Monsieur Paul CHANTRET, aujourd’hui médecin retraité à Calais, se rappelle de son séjour à Sainte-Ménehould, entre le 1er janvier et le 17 mai 1940, alors que lui et sa famille y étaient réfugiés :
Mes parents et mes trois frères et sœurs habitions depuis un an à Longwy (54) et étions en vacances à Bray-Dunes, dernière plage avant la frontière belge, au moment de la déclaration de la guerre.
Mon père jugea prudent de nous y laisser quelques mois, pendant qu’il prospectait des régions plus proches de Longwy ( en zone des armées) pour trouver un gîte à sa famille. Il faut dire qu’à l’époque, il ne possédait, pour venir nous voir un week-end sur deux, qu’une petite moto de cinquante centimètre cubes de cylindrée.
C’est ainsi que nous arrivâmes à Sainte-Ménehould, pendant les vacances de Noël 1939, dans cette maison au bord de l’eau, Rue des Prés.
La maison de la Rue des Prés, actuellement celle de Mme Frédérique HUSSON,qui jouxte le pont de la Rue des Prés.
Nous pûmes y reprendre nos études interrompues depuis six mois. J’étais alors en troisième au collège installé provisoirement dans une grande villa.
Nous, les enfants, y vécûmes des jours heureux, découvrîmes les plaisirs de la pêche, les joies du patinage sur l’Aisne gelée, de nouveaux camarades de classe. Je me souviens de GUNTZ, réfugié alsacien, d’OBELIANNE, déjà une fine gaule, qui nous a initiés à la pêche.
La meilleure élève de ma classe était une fille, Melle VOUILMY .
Jusqu’au coup de tonnerre du 10 mai, je ne m’attarderai pas à décrire le sifflement et le fracas des bombes, le hurlement des stukas en piqué, le mugissement de fin du monde des sirènes d’alerte.
Parmi mes souvenirs, celui des toiles d’araignée que je contemplais quand nous étions réfugiés dans le caveau voûté semi-enterré. Ces toiles vibraient sous l’impulsion des explosions, comme si elles étaient en métal et tendues comme des cordes à piano. C’est aussi après le plus éprouvant des bombardements, la vision de l’Aisne charriant un tapis de rameaux feuillus, comme si elle se préparait à quelque procession.
C’est également, de l’autre côté de la rivière, la présence rassurante du boulanger , sortant paisiblement d’un cabinet d’aisance, style cabine téléphonique en planches, isolé au fond de son jardin et nous décrivant les différentes évolutions des stukas.
La flèche indique le caveau semi-enterré où nous nous réfugions pendant les bombardements, abri ô combien illusoire !
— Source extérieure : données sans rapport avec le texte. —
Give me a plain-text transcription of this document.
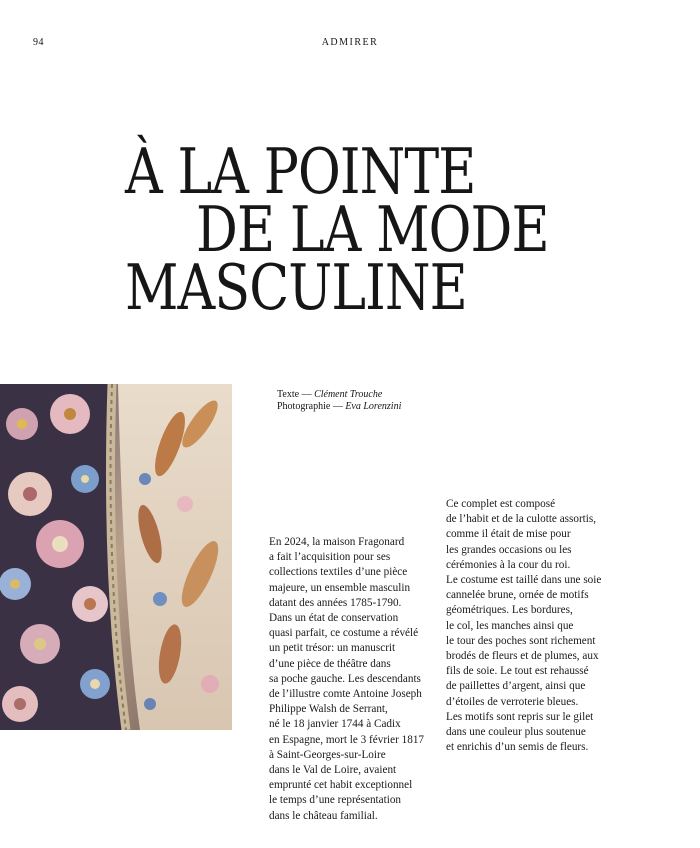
94	ADMIRER
À LA POINTE
DE LA MODE
MASCULINE
Texte — Clément Trouche
Photographie — Eva Lorenzini

En 2024, la maison Fragonard

a fait l’acquisition pour ses

collections textiles d’une pièce

majeure, un ensemble masculin

datant des années 1785-1790.

Dans un état de conservation

quasi parfait, ce costume a révélé

un petit trésor: un manuscrit

d’une pièce de théâtre dans

sa poche gauche. Les descendants

de l’illustre comte Antoine Joseph

Philippe Walsh de Serrant,

né le 18 janvier 1744 à Cadix

en Espagne, mort le 3 février 1817

à Saint-Georges-sur-Loire

dans le Val de Loire, avaient

emprunté cet habit exceptionnel

le temps d’une représentation

dans le château familial.

Ce complet est composé

de l’habit et de la culotte assortis,

comme il était de mise pour

les grandes occasions ou les

cérémonies à la cour du roi.

Le costume est taillé dans une soie

cannelée brune, ornée de motifs

géométriques. Les bordures,

le col, les manches ainsi que

le tour des poches sont richement

brodés de fleurs et de plumes, aux

fils de soie. Le tout est rehaussé

de paillettes d’argent, ainsi que

d’étoiles de verroterie bleues.

Les motifs sont repris sur le gilet

dans une couleur plus soutenue

et enrichis d’un semis de fleurs.
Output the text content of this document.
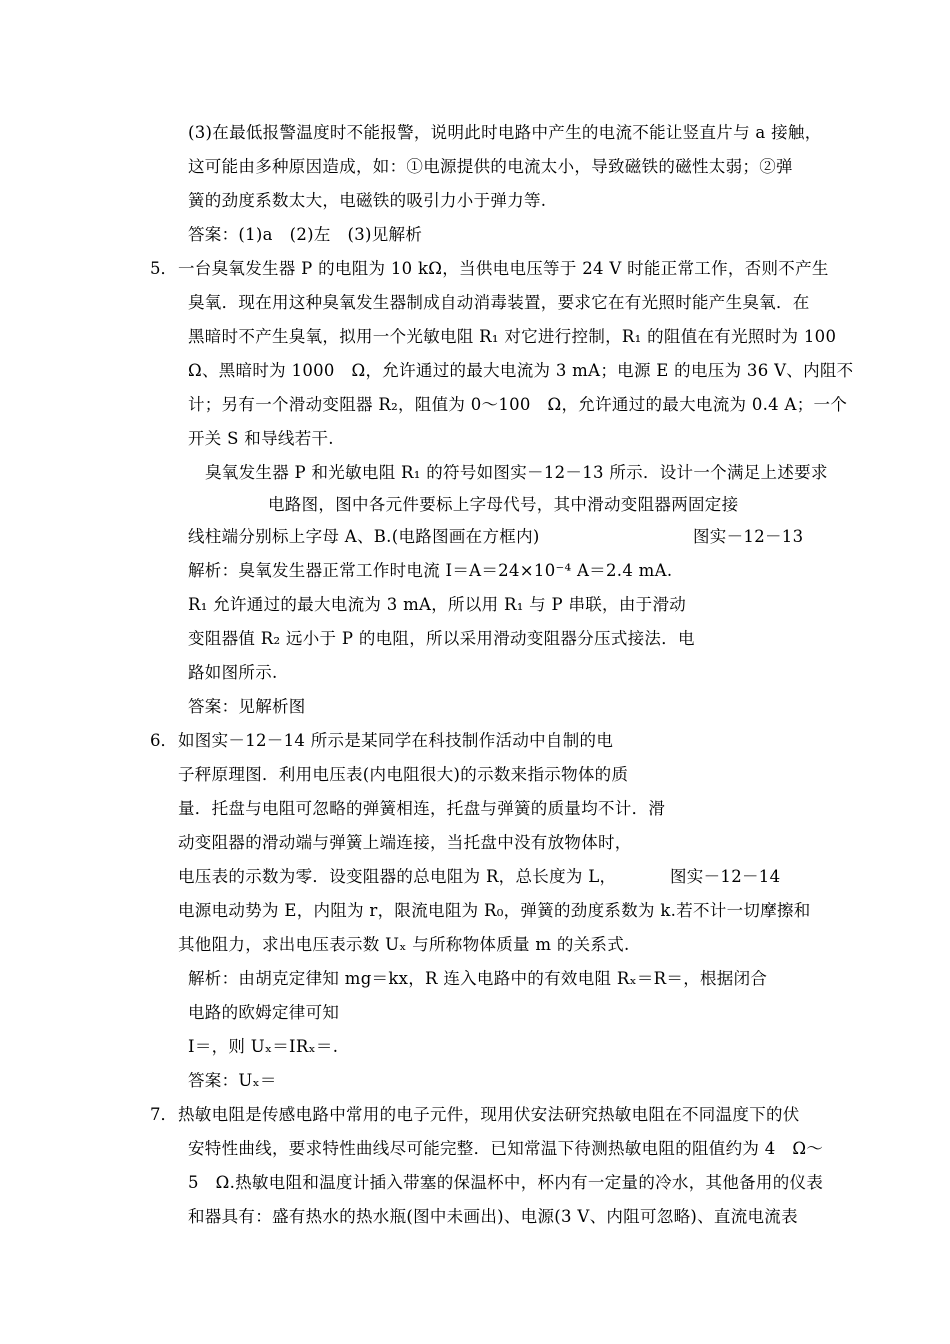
(3)在最低报警温度时不能报警，说明此时电路中产生的电流不能让竖直片与 a 接触，
这可能由多种原因造成，如：①电源提供的电流太小，导致磁铁的磁性太弱；②弹
簧的劲度系数太大，电磁铁的吸引力小于弹力等.
答案：(1)a　(2)左　(3)见解析
5． 一台臭氧发生器 P 的电阻为 10 kΩ，当供电电压等于 24 V 时能正常工作，否则不产生
臭氧．现在用这种臭氧发生器制成自动消毒装置，要求它在有光照时能产生臭氧．在
黑暗时不产生臭氧，拟用一个光敏电阻 R₁ 对它进行控制，R₁ 的阻值在有光照时为 100
Ω、黑暗时为 1000　Ω，允许通过的最大电流为 3 mA；电源 E 的电压为 36 V、内阻不
计；另有一个滑动变阻器 R₂，阻值为 0～100　Ω，允许通过的最大电流为 0.4 A；一个
开关 S 和导线若干.
臭氧发生器 P 和光敏电阻 R₁ 的符号如图实－12－13 所示．设计一个满足上述要求
电路图，图中各元件要标上字母代号，其中滑动变阻器两固定接
线柱端分别标上字母 A、B.(电路图画在方框内)	图实－12－13
解析：臭氧发生器正常工作时电流 I＝A＝24×10⁻⁴ A＝2.4 mA.
R₁ 允许通过的最大电流为 3 mA，所以用 R₁ 与 P 串联，由于滑动
变阻器值 R₂ 远小于 P 的电阻，所以采用滑动变阻器分压式接法．电
路如图所示.
答案：见解析图
6． 如图实－12－14 所示是某同学在科技制作活动中自制的电
子秤原理图．利用电压表(内电阻很大)的示数来指示物体的质
量．托盘与电阻可忽略的弹簧相连，托盘与弹簧的质量均不计．滑
动变阻器的滑动端与弹簧上端连接，当托盘中没有放物体时，
电压表的示数为零．设变阻器的总电阻为 R，总长度为 L，	图实－12－14
电源电动势为 E，内阻为 r，限流电阻为 R₀，弹簧的劲度系数为 k.若不计一切摩擦和
其他阻力，求出电压表示数 Uₓ 与所称物体质量 m 的关系式.
解析：由胡克定律知 mg＝kx，R 连入电路中的有效电阻 Rₓ＝R＝，根据闭合
电路的欧姆定律可知
I＝，则 Uₓ＝IRₓ＝.
答案：Uₓ＝
7． 热敏电阻是传感电路中常用的电子元件，现用伏安法研究热敏电阻在不同温度下的伏
安特性曲线，要求特性曲线尽可能完整．已知常温下待测热敏电阻的阻值约为 4　Ω～
5　Ω.热敏电阻和温度计插入带塞的保温杯中，杯内有一定量的冷水，其他备用的仪表
和器具有：盛有热水的热水瓶(图中未画出)、电源(3 V、内阻可忽略)、直流电流表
C’est peut-être après ce raid que le bruit avait couru d’une cinquantaine de victimes Place de l’Hôtel de Ville et que mes parents prirent la décision de fuir ces lieux maudits. Mon père nous avait rejoints dès le début des événements. Il avait fait l’acquisition, le 7 mai ( !) d’une 202 d’occasion, réparée après un accident, mais à laquelle il manquait le pare brise.
A mon père manquait aussi le permis de conduire (il avait été recalé lors de sa première tentative) et, par voie de conséquence, l’assurance.
Nous partions, sans le savoir, pour un tour de France mouvementé, mais nous avions coupé les ponts à jamais avec Sainte-Ménehould.
Ce témoignage est complété par celui de Francis, jeune frère de Paul CHANTRET, né en 1928 :
Nous sommes arrivés à Sainte-Ménehould au début de l’hiver 1939-40 pour y passer la guerre bien à l’abri de ses vicissitudes, comme l’espérait notre père. Celui-ci ignorait la proximité d’un réseau ferré dont l’importance stratégique nous fut révélée dans le fracas des bombes lâchées par les stukas au cours du joli mois de mai 1940
Très éprouvés, en particulier notre jeune sœur qui était à bout de nerfs, après plusieurs jours de bombardements intenses et permanents, nous avons pu nous échapper de cet enfer, notre père ayant réussi à nous rejoindre. Nous avons ainsi pris la route du sud, le 17 mai, dans une Peugeot 202 bien chargée : trois adultes et quatre adolescents, sans compter deux malles sur le toit.